The idea is that we maintain an array of linked list. Suppose that the hash function hash(key) is: key % 7, and the keys are {50, 21, 58, 17, 15, 49, 22, 23, 25 }. The size of array of linkest list is usually a prime number greater than N, where N is the operand of the modul operation (7 in this case), but close enough to N, to make sure that we have enough space to manage the possible collisions.
Why the hash function hash(key) is : key % 7, we can of course use any number instead 7, but in the specific, if the module operand (in this case 7), is a prime number, we can less change to have a collision.
When a collision happens, we insert a new iteam at the end of the linked list.
So, let's start to understand how thinks works here:
- We have the first key, 50. 50 % 7 is 1 (remainder), I insert 50 at the index 1 of the array of linked list.
- 21 % 7 is 0, so I put 21 at the index 0 of the array of linked list.
- 58 % 7 is 2, so put 58 at index 2;
- 17 % 7 is 3, so put 17 at index 3;
- 15 % 7 has remainder 1, we see that the slot at index 1 is alrady budy, so we add another node at the linked list present at the index 1, with head 50 (first elemet added at index 1). And so on...
Let's analyze the chaining performances. Let's define:
-
a : number of slots (7 in this case, from 0 to 6).
-
b: number of keys to be inserted/
-
The load factor is defined as
b/a; We always hope that the load factor is smaller as possible (this means that we will have just a small number of collisions).
- The expected chain lenght is not predictible. It higly depends from the load factor. If, the number of slots (prime operand of the module operation) is equals to the number of keys to inders, in that case we could have the following performance:
- Expected time to search: O(1)+ chain lenght (time used to traverse the chain).
- Delete time: O(1 + chaing lenght)
We could also use other datastructure for storing chains, these data-structures could be: linked listy, dynamic sized array (vector), self-balancing BST(AVL tree, RedBlock tree).
Open Addressing, as chaining, a way to manage hashing collisions. A pro of open addressing is that it is very chache friendly.
Open addressing could be implemented with linear proibing or double chaining/
The unordered map is an associated contaier that stores elememns formed by combination of key valye and a mapped value, as dicionaries.

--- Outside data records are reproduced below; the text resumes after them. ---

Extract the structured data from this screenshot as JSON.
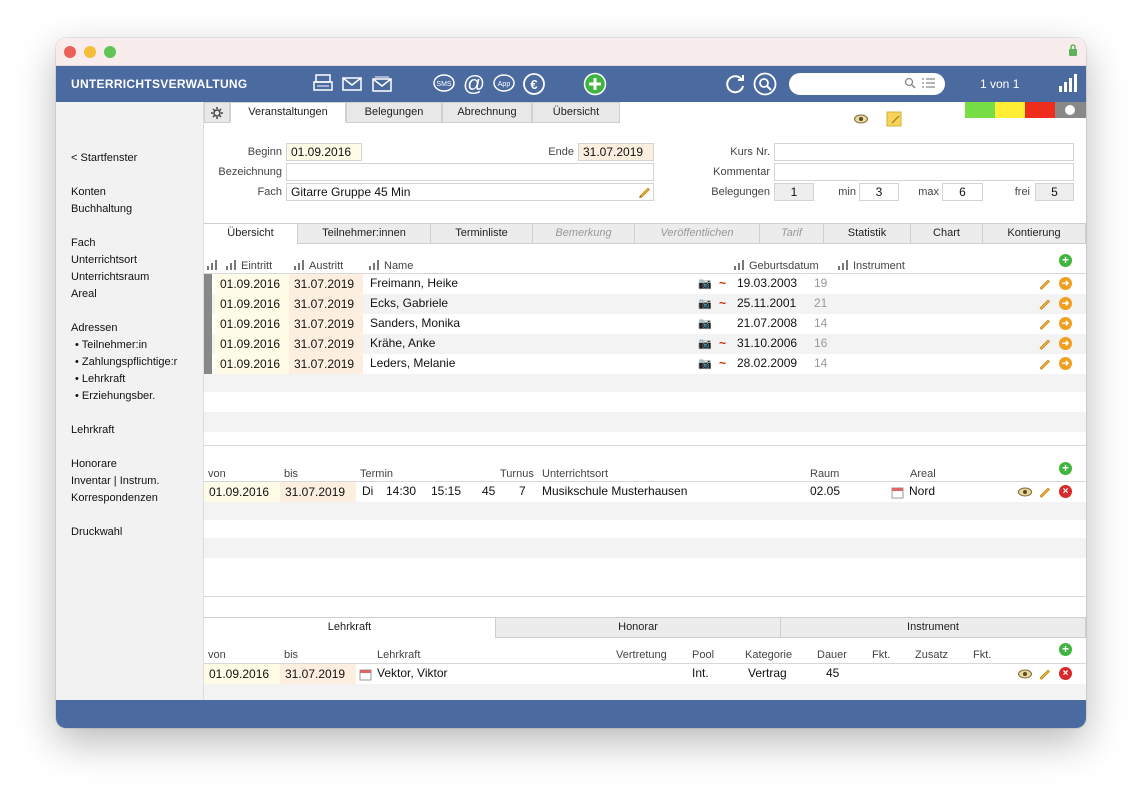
{
  "app": {
    "title": "UNTERRICHTSVERWALTUNG",
    "pager": "1 von 1",
    "search_placeholder": ""
  },
  "toolbar_icons": [
    "printer-icon",
    "envelope-icon",
    "envelope-stack-icon",
    "sms-icon",
    "at-icon",
    "app-icon",
    "euro-icon",
    "add-icon",
    "refresh-icon",
    "search-icon"
  ],
  "sidebar": {
    "items": [
      "< Startfenster",
      "Konten",
      "Buchhaltung",
      "Fach",
      "Unterrichtsort",
      "Unterrichtsraum",
      "Areal",
      "Adressen",
      "• Teilnehmer:in",
      "• Zahlungspflichtige:r",
      "• Lehrkraft",
      "• Erziehungsber.",
      "Lehrkraft",
      "Honorare",
      "Inventar | Instrum.",
      "Korrespondenzen",
      "Druckwahl"
    ]
  },
  "top_tabs": [
    "Veranstaltungen",
    "Belegungen",
    "Abrechnung",
    "Übersicht"
  ],
  "status_colors": [
    "#77dd44",
    "#ffee33",
    "#ee2d1d",
    "#888888"
  ],
  "form": {
    "beginn_label": "Beginn",
    "beginn": "01.09.2016",
    "ende_label": "Ende",
    "ende": "31.07.2019",
    "bezeichnung_label": "Bezeichnung",
    "bezeichnung": "",
    "fach_label": "Fach",
    "fach": "Gitarre Gruppe 45 Min",
    "kurs_label": "Kurs Nr.",
    "kurs": "",
    "kommentar_label": "Kommentar",
    "kommentar": "",
    "belegungen_label": "Belegungen",
    "belegungen": "1",
    "min_label": "min",
    "min": "3",
    "max_label": "max",
    "max": "6",
    "frei_label": "frei",
    "frei": "5"
  },
  "sub_tabs": [
    "Übersicht",
    "Teilnehmer:innen",
    "Terminliste",
    "Bemerkung",
    "Veröffentlichen",
    "Tarif",
    "Statistik",
    "Chart",
    "Kontierung"
  ],
  "participants": {
    "headers": [
      "Eintritt",
      "Austritt",
      "Name",
      "Geburtsdatum",
      "Instrument"
    ],
    "rows": [
      {
        "eintritt": "01.09.2016",
        "austritt": "31.07.2019",
        "name": "Freimann, Heike",
        "mark": "~",
        "geburt": "19.03.2003",
        "alter": "19"
      },
      {
        "eintritt": "01.09.2016",
        "austritt": "31.07.2019",
        "name": "Ecks, Gabriele",
        "mark": "~",
        "geburt": "25.11.2001",
        "alter": "21"
      },
      {
        "eintritt": "01.09.2016",
        "austritt": "31.07.2019",
        "name": "Sanders, Monika",
        "mark": "",
        "geburt": "21.07.2008",
        "alter": "14"
      },
      {
        "eintritt": "01.09.2016",
        "austritt": "31.07.2019",
        "name": "Krähe, Anke",
        "mark": "~",
        "geburt": "31.10.2006",
        "alter": "16"
      },
      {
        "eintritt": "01.09.2016",
        "austritt": "31.07.2019",
        "name": "Leders, Melanie",
        "mark": "~",
        "geburt": "28.02.2009",
        "alter": "14"
      }
    ]
  },
  "schedule": {
    "headers": [
      "von",
      "bis",
      "Termin",
      "Turnus",
      "Unterrichtsort",
      "Raum",
      "Areal"
    ],
    "row": {
      "von": "01.09.2016",
      "bis": "31.07.2019",
      "tag": "Di",
      "start": "14:30",
      "end": "15:15",
      "dauer": "45",
      "turnus": "7",
      "ort": "Musikschule Musterhausen",
      "raum": "02.05",
      "areal": "Nord"
    }
  },
  "bottom_tabs": [
    "Lehrkraft",
    "Honorar",
    "Instrument"
  ],
  "teacher": {
    "headers": [
      "von",
      "bis",
      "Lehrkraft",
      "Vertretung",
      "Pool",
      "Kategorie",
      "Dauer",
      "Fkt.",
      "Zusatz",
      "Fkt."
    ],
    "row": {
      "von": "01.09.2016",
      "bis": "31.07.2019",
      "lehrkraft": "Vektor, Viktor",
      "pool": "Int.",
      "kategorie": "Vertrag",
      "dauer": "45"
    }
  }
}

unordered_map<string, int> umap;
// inserting values by using [] operator
umap["my_id"] = 1023232;
umap["Practice"] = 200;
umap["Contribute"] = 100;
// Traversing an unordered map
for (auto x : umap)
cout << x.first << " " << x.second << endl;
In unordered_set, we have only key, no value, these are mainly used to see presence/absence in a set. For example, consider the problem of counting frequencies of individual words. We can’t use unordered_set (or set) as we can’t store counts.
The unordered map is implemend using Hash Table, the key provided to the map are hashed into indices of hashtable and this is why performance of data structured dependes on hash functions. However, in most cases search, insert and delete operation from an hashtable are O(1).